Inutile dire che i redattori della Convenzione europea sui diritti dell’uomo non avrebbero mai accettato che il loro testo venisse usato per creare un diritto all’aborto eugenetico. Una proposta per permettere la «prevenzione della nascita di bambini handicappati» era stata espressamente rigettata durante la redazione della Dichiarazione universale dei diritti umani per la sua somiglianza con le pratiche dei nazisti.

L’aborto in Polonia è stato introdotto dai nazisti

Alla fine, la Polonia è stata condannata a pagare alla querelante 16 mila euro, dal momento che lei «non aveva altra scelta» se non ricercare un aborto all’estero, anche se le era stato permesso di farlo in Polonia prima che il divieto in questione entrasse in vigore. La Cedu non sta obbligando la Polonia a legalizzare l’aborto eugenetico, ma sta inserendo un cuneo nel tentativo di proibirlo. È così che tratta i casi più delicati.

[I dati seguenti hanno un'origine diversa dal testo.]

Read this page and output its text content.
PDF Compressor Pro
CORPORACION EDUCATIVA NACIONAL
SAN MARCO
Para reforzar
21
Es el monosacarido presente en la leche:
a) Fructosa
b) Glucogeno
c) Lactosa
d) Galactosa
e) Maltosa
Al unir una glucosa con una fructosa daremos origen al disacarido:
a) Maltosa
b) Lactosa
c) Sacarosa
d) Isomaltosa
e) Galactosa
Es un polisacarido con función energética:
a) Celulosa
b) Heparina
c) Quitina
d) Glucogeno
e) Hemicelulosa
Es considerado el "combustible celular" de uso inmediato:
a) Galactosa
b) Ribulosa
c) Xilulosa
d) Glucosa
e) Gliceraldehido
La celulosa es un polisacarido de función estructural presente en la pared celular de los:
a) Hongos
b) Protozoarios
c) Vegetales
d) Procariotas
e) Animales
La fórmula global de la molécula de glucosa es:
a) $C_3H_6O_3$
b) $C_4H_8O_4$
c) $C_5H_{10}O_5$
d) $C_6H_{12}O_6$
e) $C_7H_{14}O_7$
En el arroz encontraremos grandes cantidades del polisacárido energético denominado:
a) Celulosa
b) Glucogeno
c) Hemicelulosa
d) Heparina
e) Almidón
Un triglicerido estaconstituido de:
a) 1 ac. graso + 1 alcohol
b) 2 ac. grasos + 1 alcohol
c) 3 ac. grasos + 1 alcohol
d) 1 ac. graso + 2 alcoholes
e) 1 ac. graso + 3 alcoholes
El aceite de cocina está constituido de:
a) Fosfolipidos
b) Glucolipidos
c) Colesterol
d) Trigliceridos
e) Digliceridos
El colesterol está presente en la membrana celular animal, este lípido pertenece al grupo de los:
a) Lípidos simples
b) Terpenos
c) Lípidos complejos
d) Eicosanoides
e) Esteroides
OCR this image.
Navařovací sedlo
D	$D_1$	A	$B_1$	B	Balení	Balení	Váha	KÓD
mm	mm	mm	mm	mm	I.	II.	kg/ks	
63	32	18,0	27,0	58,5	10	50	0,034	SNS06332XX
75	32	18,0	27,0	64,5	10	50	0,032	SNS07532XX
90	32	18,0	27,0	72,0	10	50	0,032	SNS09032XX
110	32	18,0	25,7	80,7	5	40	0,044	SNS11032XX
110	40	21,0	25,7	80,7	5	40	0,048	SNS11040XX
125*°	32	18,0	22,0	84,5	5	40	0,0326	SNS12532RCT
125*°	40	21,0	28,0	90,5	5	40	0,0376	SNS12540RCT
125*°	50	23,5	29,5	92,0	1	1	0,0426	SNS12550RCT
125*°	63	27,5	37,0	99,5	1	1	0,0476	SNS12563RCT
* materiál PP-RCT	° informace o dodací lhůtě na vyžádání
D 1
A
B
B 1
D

Attraverso questi casi di scuola, la Corte europea aiuta a imporre una rivoluzione culturale alla Polonia. Dal punto di vista dell’Europa occidentale, una simile pratica rappresenta un progresso, ma dal punto di vista della storia polacca, è molto diverso, perché bisogna ricordare che l’aborto è stato introdotto per la prima volta in Polonia dalla Germania nazista per limitare le nascite della popolazione slava. Un documento nazista datato 25 novembre 1939, intitolato “Il problema della gestione della popolazione degli ex territori polacchi su base politico-razziale” stipulava in particolare che: «Tutte le misure che servano a controllare le nascite devono essere accettate o incoraggiate. L’aborto non deve essere punito in quel territorio. Gli abortivi e i contraccettivi devono essere messi in vendita pubblicamente in ogni forma senza che alcuna misura politica venga presa. L’omosessualità deve essere dichiarata non punibile. Gli istituti e gli individui che si occupano di aborto non devono essere perseguiti dalla polizia». È questo documento che organizzò il tentativo di “germanizzare” la Polonia e le prime deportazioni, «essendo lo scopo finale la completa eliminazione dello spirito nazionale polacco».

L’aborto venne poi promosso durante l’occupazione sovietica, ancora con le medesime intenzioni ideologiche. Storicamente, dunque, l’aborto non è considerato in Polonia come una pratica liberale, come una conquista femminista, come in Europa occidentale, ma al contrario come una pratica anti-polacca imposta dall’esterno dagli invasori nazisti e sovietici. E oggi dalla Cedu.